I have some questions about grinders. If you guys could pick any espresso grinder you wanted, what would you pick? Would it be a Mazzer? Any specific model? Why? Should I get flat burr or conical burr? I need to get one for a store that will be very busy store so I need one that can handle the high volume.
The Mazzer Major Commercial Espresso Grinder / Doser - 83mm Burrs - this one looks like one of the best ones.
Okay this one is a hot topic... we have had several postings on it lately. Do a search on 'Grinder' on the main Coffee Talk page and you will get two pages of postings about it. Because this is a topic I have asked about as well let me do a quick summery of what I've learned (please correct me guys if I'm wrong!). This will also let me see if I understood it as well. ~80)
Grinders: if high volume store you must have a strong motor; must not heat up too much or it causes the ground coffee to cook against the hot burrs. Conical is better at not keeping the grounds in contact... it sends the ground coffee on out the shoot or into the doser.
Noise can be an issue because larger more powerful grinders are often louder but there are a few that address this issue. Because conical can grind slower it is often a bit quieter then flat burr.
There are also now doser-less so that the ground coffee can go straight into a portafilter.
La Pavoni K-10 are nice for competition or low volume use but not high use as in a high volume shop.
Jason likes his Mazzer for commercial high volume. He talks about the different models under
"The choice between two grinders" Reply by Jason Prefontaine on May 10, 2008 at 7:20am
Keith likes Mazzer Robur but has has an overheating problem (see his post for more details).
Coop and Chris have discussed a Mazzer SJ problem and how to repair but all indications were that it was one out of several owned and used.
Scott and Cory both seem to agree that Mazzer is good and the ability to grind slower with a conical causing less friction and heat seems to be topic in several postings.
So with everything I have learned I will be pricing the Mazzer Robur and Kony and must evaluate just how much volume we will have. I will use a couple of those little K-10s for straight shots while using the workhorses for all those milk based espresso beverages that will be the primary of what we will sell.
The separation of grinders for the two types of espresso will also allow us to choose one bean (blend or varietals) for straight shots and a different bean blend that can stand up to the milk ladened beverages. (As per what I learned in "Bean Business Basics" which can be purchased at espresso101.com).

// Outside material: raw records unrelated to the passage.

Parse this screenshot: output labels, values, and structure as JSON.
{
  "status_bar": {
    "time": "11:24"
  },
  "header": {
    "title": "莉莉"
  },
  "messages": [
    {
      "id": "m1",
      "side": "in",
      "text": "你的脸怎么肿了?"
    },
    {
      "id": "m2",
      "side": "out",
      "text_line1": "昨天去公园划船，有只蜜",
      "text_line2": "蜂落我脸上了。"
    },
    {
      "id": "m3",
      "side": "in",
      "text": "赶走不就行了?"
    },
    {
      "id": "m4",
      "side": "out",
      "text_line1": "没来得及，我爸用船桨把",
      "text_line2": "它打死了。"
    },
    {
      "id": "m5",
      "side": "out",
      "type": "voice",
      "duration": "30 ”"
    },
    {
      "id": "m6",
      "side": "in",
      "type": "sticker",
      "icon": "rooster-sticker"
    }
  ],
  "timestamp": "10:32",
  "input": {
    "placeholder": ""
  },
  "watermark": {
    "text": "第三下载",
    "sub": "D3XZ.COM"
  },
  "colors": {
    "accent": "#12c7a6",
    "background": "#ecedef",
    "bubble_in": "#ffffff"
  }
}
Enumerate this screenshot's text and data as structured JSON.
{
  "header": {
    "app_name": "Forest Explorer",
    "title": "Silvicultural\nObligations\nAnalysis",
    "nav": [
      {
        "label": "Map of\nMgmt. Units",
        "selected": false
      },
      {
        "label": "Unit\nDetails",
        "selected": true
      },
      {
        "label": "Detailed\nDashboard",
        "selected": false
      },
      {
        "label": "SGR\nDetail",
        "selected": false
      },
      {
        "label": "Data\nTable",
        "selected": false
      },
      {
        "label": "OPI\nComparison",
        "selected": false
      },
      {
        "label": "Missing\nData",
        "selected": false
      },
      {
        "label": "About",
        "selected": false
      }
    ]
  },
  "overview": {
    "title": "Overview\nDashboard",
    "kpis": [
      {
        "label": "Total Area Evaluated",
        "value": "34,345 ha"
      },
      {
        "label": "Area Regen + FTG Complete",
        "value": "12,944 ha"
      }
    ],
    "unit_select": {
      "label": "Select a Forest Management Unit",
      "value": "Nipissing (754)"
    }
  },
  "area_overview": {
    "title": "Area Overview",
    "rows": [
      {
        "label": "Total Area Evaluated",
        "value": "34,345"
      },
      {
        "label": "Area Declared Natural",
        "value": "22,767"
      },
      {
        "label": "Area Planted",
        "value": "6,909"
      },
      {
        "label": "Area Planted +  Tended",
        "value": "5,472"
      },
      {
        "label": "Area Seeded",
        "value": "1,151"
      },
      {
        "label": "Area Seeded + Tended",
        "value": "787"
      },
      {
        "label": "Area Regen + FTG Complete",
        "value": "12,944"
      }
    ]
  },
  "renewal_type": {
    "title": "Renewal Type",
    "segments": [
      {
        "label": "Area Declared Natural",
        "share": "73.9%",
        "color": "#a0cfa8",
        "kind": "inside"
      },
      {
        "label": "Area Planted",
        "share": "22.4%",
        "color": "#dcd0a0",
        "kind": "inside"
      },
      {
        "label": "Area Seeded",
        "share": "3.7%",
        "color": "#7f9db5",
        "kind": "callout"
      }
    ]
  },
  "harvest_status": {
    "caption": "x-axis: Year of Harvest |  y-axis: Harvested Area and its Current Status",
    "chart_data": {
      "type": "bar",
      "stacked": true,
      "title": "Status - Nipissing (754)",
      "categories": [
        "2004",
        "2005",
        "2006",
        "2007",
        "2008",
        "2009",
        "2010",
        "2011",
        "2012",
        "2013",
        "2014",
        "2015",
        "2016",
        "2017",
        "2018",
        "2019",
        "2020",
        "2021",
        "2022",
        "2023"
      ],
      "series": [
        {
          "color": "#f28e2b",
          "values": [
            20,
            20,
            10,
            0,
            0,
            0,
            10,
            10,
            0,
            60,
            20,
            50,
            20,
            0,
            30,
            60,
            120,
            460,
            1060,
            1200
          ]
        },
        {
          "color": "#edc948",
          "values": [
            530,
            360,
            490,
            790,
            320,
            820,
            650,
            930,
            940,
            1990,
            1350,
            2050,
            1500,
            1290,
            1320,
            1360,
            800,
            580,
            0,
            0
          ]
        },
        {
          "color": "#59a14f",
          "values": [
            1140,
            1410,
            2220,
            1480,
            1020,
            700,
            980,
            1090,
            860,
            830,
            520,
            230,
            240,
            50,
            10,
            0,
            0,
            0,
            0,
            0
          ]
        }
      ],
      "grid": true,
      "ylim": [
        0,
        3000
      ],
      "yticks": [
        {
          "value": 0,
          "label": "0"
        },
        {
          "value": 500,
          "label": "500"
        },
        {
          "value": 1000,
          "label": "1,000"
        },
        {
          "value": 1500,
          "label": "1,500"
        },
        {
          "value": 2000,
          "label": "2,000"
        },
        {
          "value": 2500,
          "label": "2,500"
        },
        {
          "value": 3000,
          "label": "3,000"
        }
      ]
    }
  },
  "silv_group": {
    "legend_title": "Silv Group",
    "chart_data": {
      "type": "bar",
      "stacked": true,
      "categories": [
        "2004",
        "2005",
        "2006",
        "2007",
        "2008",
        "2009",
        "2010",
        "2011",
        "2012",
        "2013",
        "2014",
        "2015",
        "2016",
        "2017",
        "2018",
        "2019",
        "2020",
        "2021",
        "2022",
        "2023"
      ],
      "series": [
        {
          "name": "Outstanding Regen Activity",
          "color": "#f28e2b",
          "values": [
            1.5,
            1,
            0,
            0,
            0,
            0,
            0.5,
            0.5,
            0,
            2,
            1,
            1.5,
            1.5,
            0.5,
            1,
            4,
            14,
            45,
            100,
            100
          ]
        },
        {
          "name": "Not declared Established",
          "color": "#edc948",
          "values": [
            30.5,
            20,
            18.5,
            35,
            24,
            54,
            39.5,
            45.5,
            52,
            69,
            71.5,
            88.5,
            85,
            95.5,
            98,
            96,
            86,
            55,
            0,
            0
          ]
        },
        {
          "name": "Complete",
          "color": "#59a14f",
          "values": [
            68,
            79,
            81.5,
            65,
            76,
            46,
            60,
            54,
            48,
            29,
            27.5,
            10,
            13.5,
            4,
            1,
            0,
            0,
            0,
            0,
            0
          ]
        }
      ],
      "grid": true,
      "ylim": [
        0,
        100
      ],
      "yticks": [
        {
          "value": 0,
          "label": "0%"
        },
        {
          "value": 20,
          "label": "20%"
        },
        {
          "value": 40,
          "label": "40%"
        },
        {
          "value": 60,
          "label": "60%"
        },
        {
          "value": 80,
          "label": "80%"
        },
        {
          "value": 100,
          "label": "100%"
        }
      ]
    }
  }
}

I almost forgot... the step-less vs stepped issue.... Step-less allows for a finer tuning when changing the grind. the grind should be checked often and may need changing do to changes in the humidity, temperature and type & age of bean.
Jason, what do you determine the out put/ usage for the Robur vs Kony is? They both sound like real work horses but they are obviously two different sizes. I know we are not big city here and may not have a line going out the door like some of the baristas on here... so I'm leaning towards the Kony for our use. Do you think it will do the job or do you recommend the Robur even for smaller volume shops?
Waste, waste, WASTE!! If your bar is doing any sort of volume, you need to look at the amount of waste you will have with various grinders.
When looking at the mazzer line in terms of waste, I prefer the stock robur to any other mazzer. Compared to a major or SJ, the waste is negligable. I don't have experience with the Kony, so I couldn't tell you how it compares.
Size of burr doesn't accurately depict if the grinder will have heating issues. You need to look at the burr size in coralation to rpm's, and what is happening during the breaking phase. Most of the heat build up during grinding comes from the breaking phase.
Stepped vs stepless? Depends. Stepped grinders with dose control (like the Anfim) provide you with an as unlimited adjustability as any stepless grinder. Straight up stepped with no dose adjustability? *Pretend I'm blowing raspberries at you.*
Also, an important factor in choosing a grinder is taste. Not all grinders grind equally, and taste is greatly affected by the distribution of particle sizes. Your roaster uses certain equipment to cup and taste their espresso, and a certain taste profile is chosen because of that equipment.
Do your homework, and taste, taste, taste! My number one advice to new retailers is to not scrimp pennies on your equipment. Items like your grinders and your espresso machine are the items that make your business possible. Buy quality, and take care of them, for crying out loud!
Thanks again for all of your advice. It seems the Mazzer Robur is the right grinder. But, I need to get two grinders (one for caf and one for decaf). Would you purchase one Mazzer Robur for caf (the most popular) and then buy a smaller version for the decaf? Or, would you buy two Mazzer Roburs? If you'd buy a smaller version for the decaf, what would you recommend?
I think you can get by with a Super Jolly for the decaf grinder.
If the bar is extremely busy, it might make sense to have two "caf" grinders (one on either side of the machine, so two baristas can more easily work the machine at once).. then again, that may not be conducive to the work flow on your bar.